The free practice of eugenics could lead not only to the development of stronger individuals, but also of strains endowed with more endurance, intelligence, and courage. These strains should constitute an aristocracy, from which great men would probably appear. Modern society must promote, by all possible means, the formation of better human stock. No financial or moral rewards should be too great for those who, through the wisdom of their marriage, would engender geniuses. The complexity of our civilization is immense. No one can master all its mechanisms. However, these mechanisms have to be mastered. There is need today of men of larger mental and moral size, capable of accomplishing such a task. The establishment of a hereditary biological aristocracy through voluntary eugenics would be an important step toward the solution of our present problems.

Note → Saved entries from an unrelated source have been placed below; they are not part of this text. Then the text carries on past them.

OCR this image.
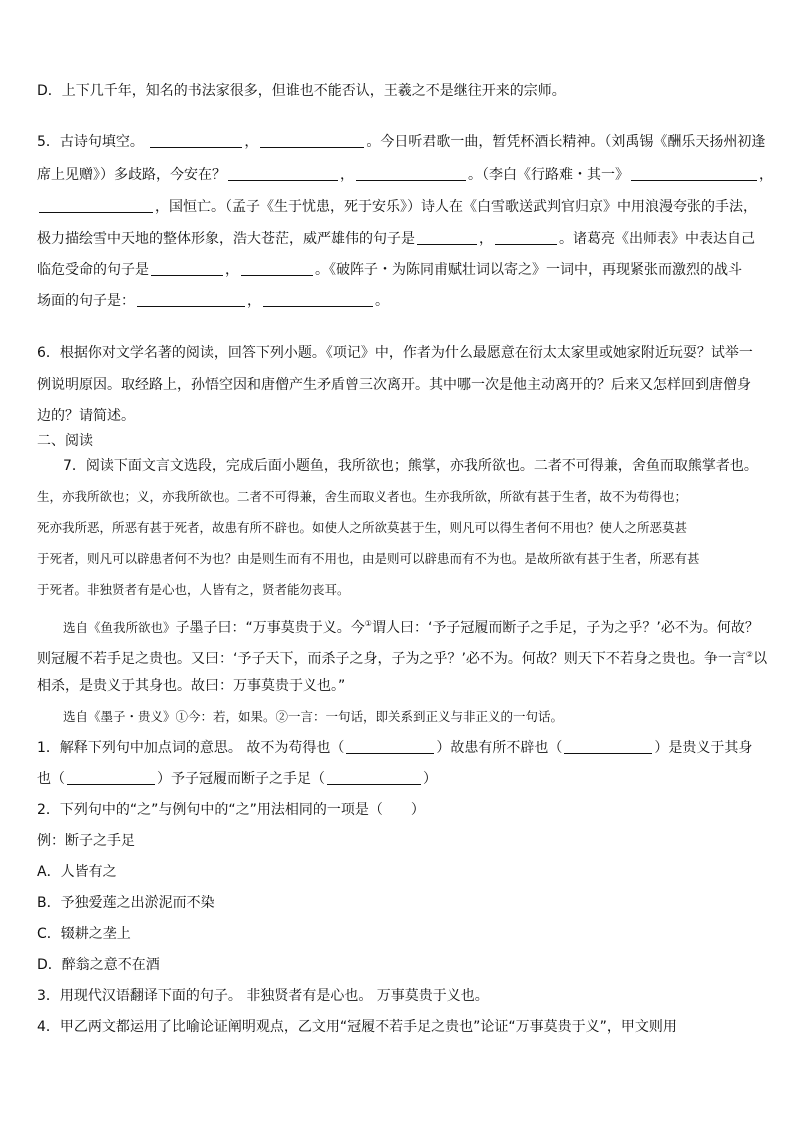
D．上下几千年，知名的书法家很多，但谁也不能否认，王羲之不是继往开来的宗师。
5．古诗句填空。	，	。今日听君歌一曲，暂凭杯酒长精神。（刘禹锡《酬乐天扬州初逢
席上见赠》）多歧路，今安在？	，	。（李白《行路难・其一》	，
，国恒亡。（孟子《生于忧患，死于安乐》）诗人在《白雪歌送武判官归京》中用浪漫夸张的手法，
极力描绘雪中天地的整体形象，浩大苍茫，威严雄伟的句子是	，	。诸葛亮《出师表》中表达自己
临危受命的句子是	，	。《破阵子・为陈同甫赋壮词以寄之》一词中，再现紧张而激烈的战斗
场面的句子是：	，	。
6．根据你对文学名著的阅读，回答下列小题。《项记》中，作者为什么最愿意在衍太太家里或她家附近玩耍？试举一
例说明原因。取经路上，孙悟空因和唐僧产生矛盾曾三次离开。其中哪一次是他主动离开的？后来又怎样回到唐僧身
边的？请简述。
二、阅读
7．阅读下面文言文选段，完成后面小题鱼，我所欲也；熊掌，亦我所欲也。二者不可得兼，舍鱼而取熊掌者也。
生，亦我所欲也；义，亦我所欲也。二者不可得兼，舍生而取义者也。生亦我所欲，所欲有甚于生者，故不为苟得也；
死亦我所恶，所恶有甚于死者，故患有所不辟也。如使人之所欲莫甚于生，则凡可以得生者何不用也？使人之所恶莫甚
于死者，则凡可以辟患者何不为也？由是则生而有不用也，由是则可以辟患而有不为也。是故所欲有甚于生者，所恶有甚
于死者。非独贤者有是心也，人皆有之，贤者能勿丧耳。
选自《鱼我所欲也》子墨子曰：“万事莫贵于义。今①谓人曰：‘予子冠履而断子之手足，子为之乎？’必不为。何故？
则冠履不若手足之贵也。又曰：‘予子天下，而杀子之身，子为之乎？’必不为。何故？则天下不若身之贵也。争一言②以
相杀，是贵义于其身也。故曰：万事莫贵于义也。”
选自《墨子・贵义》①今：若，如果。②一言：一句话，即关系到正义与非正义的一句话。
1．解释下列句中加点词的意思。 故不为苟得也（	）故患有所不辟也（	）是贵义于其身
也（	）予子冠履而断子之手足（	）
2．下列句中的“之”与例句中的“之”用法相同的一项是（　　）
例：断子之手足
A．人皆有之
B．予独爱莲之出淤泥而不染
C．辍耕之垄上
D．醉翁之意不在酒
3．用现代汉语翻译下面的句子。 非独贤者有是心也。 万事莫贵于义也。
4．甲乙两文都运用了比喻论证阐明观点，乙文用“冠履不若手足之贵也”论证“万事莫贵于义”，甲文则用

Carrel advocated euthanasia for the criminally insane, and the death penalty for dangerous criminals. He specifically advocated the use of
gasses.
[T]he conditioning of petty criminals with the whip, or some more scientific procedure, followed by a short stay in hospital, would probably suffice to insure order. Those who have murdered, robbed while armed with automatic pistol or machine gun, kidnapped children, despoiled the poor of their savings, misled the public in important matters, should be humanely and economically disposed of in small euthanasic institutions supplied with proper gasses. A similar treatment could be advantageously applied to the insane, guilty of criminal acts.

His endorsement of this idea began in the mid-1930s, prior to the actual implementation of Nazi euthanasia policies in 1939 (Aktion T4).
In the 1936 German introduction of his book, at the publisher's request, he added the following praise of the Nazi regime which did not appear in the editions in other languages:
 [T]he German government has taken energetic measures against the propagation of the defective, the mentally diseased, and the criminal. The ideal solution would be the suppression of each of these individuals as soon as he has proven himself to be dangerous.